Originally posted by @Kevin Hunter :

@Ryan Brady , I looked at all your numbers. I would agree with above that your vacancy number is low. Most people like to use 10%, I prefer 8.6%( one month per unit per year). Additionally, I always use 10% for repairs and CAPEX.

Are you going to rent each unit for $1850, or are you planning two units at $925. If the latter is true, than you can't use a VA loan for this unless your plan is to plan to live in it for at least one year. If you are going to live in half and collect $1850 on the other half, than this is of course a win because you will only be paying $200 a month for an apartment that would normally cost $1850. I have a sneaky suspicion that this is not the case though.....

 Hi Kevin, 

Unfortunately one side rents for $950 and the other probably only $900 (the current owners can't rent the other side so will likely have to drop the rent for that unit). 

I was planning on living in it for a year as it is close to base where I work, but as you pointed out with the vacancy and repairs, I am having to stretch the numbers just to minimize the loss. 

I think that I may pass on this one (unless the price drops) and keep looking. No point in buying one that doesn't cash flow. 

Originally posted by @Kaley Roberts :

I will have to agree with Andrew about the VA loan and being fully leveraged with the 0 dollars down and owing a monthly 200 on top of that. Keep looking, practice patience, the right deal will come to the one who is actively looking.

 Thank you Kaley. I think I will pass on this one for now unless there is a significant price drop, which I doubt there will be. 

Originally posted by @Andrew Zannotti :

@Ryan Brady, what military base are you located close to? From the looks of your report I'm guessing Fort Hood but I'm curious if I'm correct. If that's the case the numbers on duplexes are really difficult to make work there due to the high state tax rates and the inflated costs because of investors moving from more expensive markets such as Austin are willing to sacrifice on the 1% rule. 

Also as stated by @Robert Leonard stated your vacancy rate is kinda low, honestly I would recommend pushing closer to 10% because you have to contend with people PCSing at any time and being able to break leases with orders. Also military communities are really difficult sometimes because if you miss matching a tenant vacating to the summer or winter manning cycles that people PCS on you could be in for eating a few months on the rent before the property gets filled. This generally occurs with more expensive properties in those areas because your target market segment gets smaller due to BAH rates but it is something to think about.   

Last, the numbers don't seem to work, from the report it looks like you are using a VA loan so if you are intent on purchasing a property you are negative cash flow but you are also $0 out of your pocket for the property.

Best of luck.

Andrew

 Thanks for the response Andrew. I actually hadn't considered the frequent vacancies due to all the PCSing. I was actually thinking the opposite, that since it was near base it would always be full but you bring up a good point I hadn't considered. 

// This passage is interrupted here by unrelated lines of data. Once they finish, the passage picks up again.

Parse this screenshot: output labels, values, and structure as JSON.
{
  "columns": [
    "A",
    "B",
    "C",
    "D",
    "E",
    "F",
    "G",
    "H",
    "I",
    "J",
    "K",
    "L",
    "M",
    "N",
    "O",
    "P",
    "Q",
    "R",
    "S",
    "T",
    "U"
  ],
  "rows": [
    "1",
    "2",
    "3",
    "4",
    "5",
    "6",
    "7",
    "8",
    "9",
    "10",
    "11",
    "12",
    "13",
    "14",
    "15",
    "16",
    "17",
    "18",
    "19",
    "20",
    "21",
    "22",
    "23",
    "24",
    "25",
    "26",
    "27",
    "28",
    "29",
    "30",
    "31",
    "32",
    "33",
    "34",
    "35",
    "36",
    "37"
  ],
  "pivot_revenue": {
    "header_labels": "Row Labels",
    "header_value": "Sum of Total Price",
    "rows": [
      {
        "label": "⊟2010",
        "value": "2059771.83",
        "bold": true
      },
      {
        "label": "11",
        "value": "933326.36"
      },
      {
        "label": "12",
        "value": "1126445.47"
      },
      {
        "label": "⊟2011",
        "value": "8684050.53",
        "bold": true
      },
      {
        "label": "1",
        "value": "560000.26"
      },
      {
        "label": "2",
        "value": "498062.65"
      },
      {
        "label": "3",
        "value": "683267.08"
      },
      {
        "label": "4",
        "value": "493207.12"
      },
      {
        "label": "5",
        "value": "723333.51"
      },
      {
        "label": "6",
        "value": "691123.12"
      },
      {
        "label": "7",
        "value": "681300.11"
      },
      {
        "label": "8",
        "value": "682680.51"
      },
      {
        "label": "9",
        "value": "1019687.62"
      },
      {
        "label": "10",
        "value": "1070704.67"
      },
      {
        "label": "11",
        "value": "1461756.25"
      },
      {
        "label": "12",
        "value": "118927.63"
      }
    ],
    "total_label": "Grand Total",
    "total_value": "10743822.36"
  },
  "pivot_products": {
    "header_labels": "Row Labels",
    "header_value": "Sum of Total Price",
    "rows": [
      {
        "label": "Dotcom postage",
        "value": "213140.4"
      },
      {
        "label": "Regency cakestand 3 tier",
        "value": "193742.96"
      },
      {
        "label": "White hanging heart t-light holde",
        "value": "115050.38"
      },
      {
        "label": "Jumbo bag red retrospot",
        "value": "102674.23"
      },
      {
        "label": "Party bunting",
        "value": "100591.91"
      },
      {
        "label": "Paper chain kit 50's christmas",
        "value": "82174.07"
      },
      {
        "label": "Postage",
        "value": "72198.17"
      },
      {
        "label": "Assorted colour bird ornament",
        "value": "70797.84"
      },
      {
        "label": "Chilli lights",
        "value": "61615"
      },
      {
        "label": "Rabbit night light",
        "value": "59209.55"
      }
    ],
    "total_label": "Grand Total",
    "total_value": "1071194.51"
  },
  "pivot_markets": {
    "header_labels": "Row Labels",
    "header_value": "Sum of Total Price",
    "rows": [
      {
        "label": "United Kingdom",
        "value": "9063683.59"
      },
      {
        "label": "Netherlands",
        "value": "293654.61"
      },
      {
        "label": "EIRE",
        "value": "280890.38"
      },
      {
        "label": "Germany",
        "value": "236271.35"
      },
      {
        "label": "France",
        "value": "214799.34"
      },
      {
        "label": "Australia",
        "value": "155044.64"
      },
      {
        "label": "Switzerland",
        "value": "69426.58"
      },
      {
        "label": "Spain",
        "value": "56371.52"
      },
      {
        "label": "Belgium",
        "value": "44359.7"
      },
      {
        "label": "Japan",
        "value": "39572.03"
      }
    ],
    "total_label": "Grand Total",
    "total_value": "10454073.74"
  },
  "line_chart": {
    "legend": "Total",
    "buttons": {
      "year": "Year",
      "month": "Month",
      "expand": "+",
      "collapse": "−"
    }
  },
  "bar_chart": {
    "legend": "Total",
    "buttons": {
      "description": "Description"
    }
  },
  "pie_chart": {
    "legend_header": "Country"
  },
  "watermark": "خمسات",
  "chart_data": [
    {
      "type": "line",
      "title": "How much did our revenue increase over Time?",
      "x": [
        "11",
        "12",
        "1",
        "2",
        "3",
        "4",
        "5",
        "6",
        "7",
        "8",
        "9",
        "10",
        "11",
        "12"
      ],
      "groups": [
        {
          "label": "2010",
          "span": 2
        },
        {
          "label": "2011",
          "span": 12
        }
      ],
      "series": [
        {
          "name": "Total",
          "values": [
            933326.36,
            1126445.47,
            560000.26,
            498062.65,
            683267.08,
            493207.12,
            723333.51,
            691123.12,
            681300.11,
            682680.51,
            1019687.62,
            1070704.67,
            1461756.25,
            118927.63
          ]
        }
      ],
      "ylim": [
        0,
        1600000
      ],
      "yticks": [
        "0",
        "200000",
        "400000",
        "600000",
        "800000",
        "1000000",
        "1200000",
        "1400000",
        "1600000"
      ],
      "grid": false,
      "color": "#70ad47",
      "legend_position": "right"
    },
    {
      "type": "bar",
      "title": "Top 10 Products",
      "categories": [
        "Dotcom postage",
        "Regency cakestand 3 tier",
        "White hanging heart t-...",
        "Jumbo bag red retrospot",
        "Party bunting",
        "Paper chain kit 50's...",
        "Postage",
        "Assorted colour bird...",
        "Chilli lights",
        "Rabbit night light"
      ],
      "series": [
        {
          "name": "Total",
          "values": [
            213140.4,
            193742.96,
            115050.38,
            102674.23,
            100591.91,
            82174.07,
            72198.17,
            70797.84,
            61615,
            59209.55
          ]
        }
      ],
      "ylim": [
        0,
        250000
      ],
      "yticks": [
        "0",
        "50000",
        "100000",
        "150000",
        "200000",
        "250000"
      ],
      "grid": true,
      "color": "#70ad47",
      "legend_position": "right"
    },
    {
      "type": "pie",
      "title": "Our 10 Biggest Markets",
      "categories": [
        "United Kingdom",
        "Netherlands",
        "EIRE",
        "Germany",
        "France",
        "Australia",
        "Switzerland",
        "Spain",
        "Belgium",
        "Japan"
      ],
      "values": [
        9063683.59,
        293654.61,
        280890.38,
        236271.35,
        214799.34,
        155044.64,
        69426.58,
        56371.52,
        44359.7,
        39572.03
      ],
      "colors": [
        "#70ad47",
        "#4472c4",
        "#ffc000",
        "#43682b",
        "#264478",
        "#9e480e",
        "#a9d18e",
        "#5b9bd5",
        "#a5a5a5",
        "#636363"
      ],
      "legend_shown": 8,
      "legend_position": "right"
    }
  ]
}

I am at Tinker not Fort Hood. 

Also a general question for you or anyone, there is an apartment complex that is essentially in this duplex's backyard whose 3 bedroom units rent for $1300/mo. I'm confused as to why the duplex's rents would only pull $950. I would think you could at least charge $1100/mo and still be cheaper than the apartment, since apparently that's some sort of unwritten rule. Instead I saw yesterday the duplex owners had to drop the rent to $900/mo to get it occupied. What gives?

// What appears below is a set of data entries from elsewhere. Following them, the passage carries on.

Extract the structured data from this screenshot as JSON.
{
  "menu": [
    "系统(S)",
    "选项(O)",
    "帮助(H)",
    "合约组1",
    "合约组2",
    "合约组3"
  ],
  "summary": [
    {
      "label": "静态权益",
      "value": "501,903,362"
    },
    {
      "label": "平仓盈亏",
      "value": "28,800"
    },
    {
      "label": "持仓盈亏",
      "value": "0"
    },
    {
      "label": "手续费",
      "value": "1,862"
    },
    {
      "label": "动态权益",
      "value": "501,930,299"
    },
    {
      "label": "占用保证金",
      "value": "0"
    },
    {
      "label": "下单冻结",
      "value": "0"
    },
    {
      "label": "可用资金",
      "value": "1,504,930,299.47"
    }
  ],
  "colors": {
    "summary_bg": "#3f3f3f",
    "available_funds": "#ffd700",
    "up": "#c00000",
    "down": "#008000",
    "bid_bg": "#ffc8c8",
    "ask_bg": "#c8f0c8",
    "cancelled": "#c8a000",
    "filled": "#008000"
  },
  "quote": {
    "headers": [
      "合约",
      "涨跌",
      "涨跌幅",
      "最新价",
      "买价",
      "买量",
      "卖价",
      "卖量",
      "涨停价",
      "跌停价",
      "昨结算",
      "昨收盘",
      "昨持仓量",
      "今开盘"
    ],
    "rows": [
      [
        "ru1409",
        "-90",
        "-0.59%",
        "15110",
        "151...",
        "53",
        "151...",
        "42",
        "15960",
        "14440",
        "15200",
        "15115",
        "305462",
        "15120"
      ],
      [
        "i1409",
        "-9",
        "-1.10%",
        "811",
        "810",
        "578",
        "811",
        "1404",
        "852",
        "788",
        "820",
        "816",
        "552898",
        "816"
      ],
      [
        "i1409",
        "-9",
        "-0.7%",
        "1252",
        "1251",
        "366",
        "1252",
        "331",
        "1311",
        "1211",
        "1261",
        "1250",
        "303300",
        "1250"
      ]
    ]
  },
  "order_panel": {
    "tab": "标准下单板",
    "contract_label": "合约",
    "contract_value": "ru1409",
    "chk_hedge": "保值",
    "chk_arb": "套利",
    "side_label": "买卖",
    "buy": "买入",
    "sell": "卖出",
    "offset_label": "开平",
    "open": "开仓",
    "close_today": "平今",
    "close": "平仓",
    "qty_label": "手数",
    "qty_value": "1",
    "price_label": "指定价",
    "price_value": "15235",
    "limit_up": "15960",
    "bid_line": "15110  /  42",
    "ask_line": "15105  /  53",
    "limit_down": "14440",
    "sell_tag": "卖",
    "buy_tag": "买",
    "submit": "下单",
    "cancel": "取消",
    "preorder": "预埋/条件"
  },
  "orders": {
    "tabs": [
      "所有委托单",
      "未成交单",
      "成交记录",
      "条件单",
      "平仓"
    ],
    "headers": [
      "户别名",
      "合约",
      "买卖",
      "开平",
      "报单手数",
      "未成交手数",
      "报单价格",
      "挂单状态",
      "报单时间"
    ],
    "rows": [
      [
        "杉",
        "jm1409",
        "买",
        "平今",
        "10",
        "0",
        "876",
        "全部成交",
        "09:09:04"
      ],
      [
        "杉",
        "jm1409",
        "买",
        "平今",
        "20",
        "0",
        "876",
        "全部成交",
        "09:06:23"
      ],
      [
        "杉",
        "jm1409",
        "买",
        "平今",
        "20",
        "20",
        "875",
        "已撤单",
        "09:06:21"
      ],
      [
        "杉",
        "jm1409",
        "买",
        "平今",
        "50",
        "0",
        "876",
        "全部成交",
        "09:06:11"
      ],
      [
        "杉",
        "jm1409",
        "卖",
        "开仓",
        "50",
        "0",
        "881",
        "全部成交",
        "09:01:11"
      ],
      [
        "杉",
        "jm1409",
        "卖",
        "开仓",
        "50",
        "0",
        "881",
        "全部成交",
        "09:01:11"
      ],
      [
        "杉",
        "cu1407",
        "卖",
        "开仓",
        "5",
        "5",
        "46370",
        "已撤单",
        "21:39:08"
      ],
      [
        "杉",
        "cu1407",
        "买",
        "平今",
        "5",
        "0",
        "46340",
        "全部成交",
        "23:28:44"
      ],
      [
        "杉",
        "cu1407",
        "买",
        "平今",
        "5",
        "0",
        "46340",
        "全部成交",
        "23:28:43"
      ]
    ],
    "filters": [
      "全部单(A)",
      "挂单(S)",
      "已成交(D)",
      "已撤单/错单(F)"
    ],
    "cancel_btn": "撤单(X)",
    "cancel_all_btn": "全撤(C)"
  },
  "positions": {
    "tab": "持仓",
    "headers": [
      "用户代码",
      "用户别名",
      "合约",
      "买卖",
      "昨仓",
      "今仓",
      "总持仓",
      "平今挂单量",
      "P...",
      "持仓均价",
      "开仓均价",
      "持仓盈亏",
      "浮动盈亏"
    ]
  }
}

@Ryan Brady It could be a lot of things, so it's tough to say exactly what it is, but it could just be a poor tenant-acquisition strategy, very strict standards for who they'll rent too, poor property management company, bad advertising of vacancy/availability, etc.

Robert Leonard

We should probably ask if you plan on living in it? If you are being allotted BAH then you have an additional amount of money coming in, that doesn't justify buying anything but your numbers crunching should consider the military is paying you an allowance for housing and they expect you to live off base either renting or owning and show up to work on time. All things considered.